Thom Yorke and Nigel Godrich’s group Atoms For Peace has pulled its record from Spotify, with Godrich claiming the site is “bad for new music.” Yorke tweeted that the decision was “simples [sic],” saying that “new artists you discover on Spotify will no [sic] get paid” and that “meanwhile shareholders will shortly be rolling in it.” Godrich—who also yanked music from his other band, Ultraista—was chattier on his Twitter account, noting that:

“It’s an equation that just doesn’t work. The music industry is being taken over by the back door, and if we don’t try and make it fair for new music producers and artists then the art will suffer…These are all the same old industry bods trying to get a stranglehold on the delivery system. The numbers don’t even add up for Spotify yet. But it’s not about that…It’s about establishing the model which will be extremely valuable. People are scared to speak up or not take part as they are told they will lose invaluable exposure if they don’t play ball. Millions of streams gets them a few thousand dollars. Not like radio at all. If you have a massive catalogue—a major label for example—then you’re quids in. But making new recorded music needs funding…Pink Floyd’s catalogue has already generated billions of dollars for someone (not necessarily the band) so now putting it on a streaming site makes total sense. But if people had been listening to Spotify instead of buying records in 1973, I doubt very much [that] Dark Side would have been made. It would just be too expensive.”

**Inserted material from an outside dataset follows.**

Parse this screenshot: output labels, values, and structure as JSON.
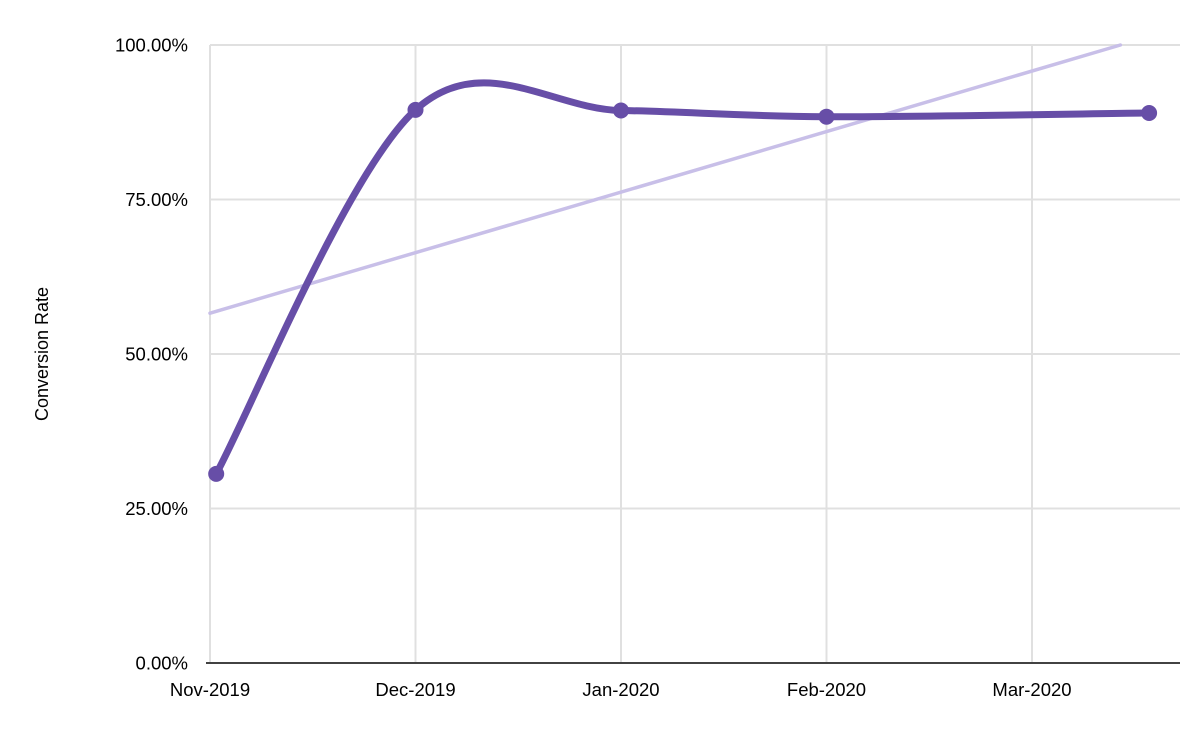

Unsurprisingly, Spotify isn’t exactly stoked on the public criticism of its model and told MusicWeek that its “goal is to grow a service that people love, ultimately want to pay for, and which will provide the financial support to the music industry necessary to invest in new talent and music.” While the company seems to know that it’s not really there yet, payment-wise, it notes that it has “paid US$500M to rightsholders so far and by the end of 2013 this number will reach US$1bn.” Currently, Spotify is valued at about $3 billion.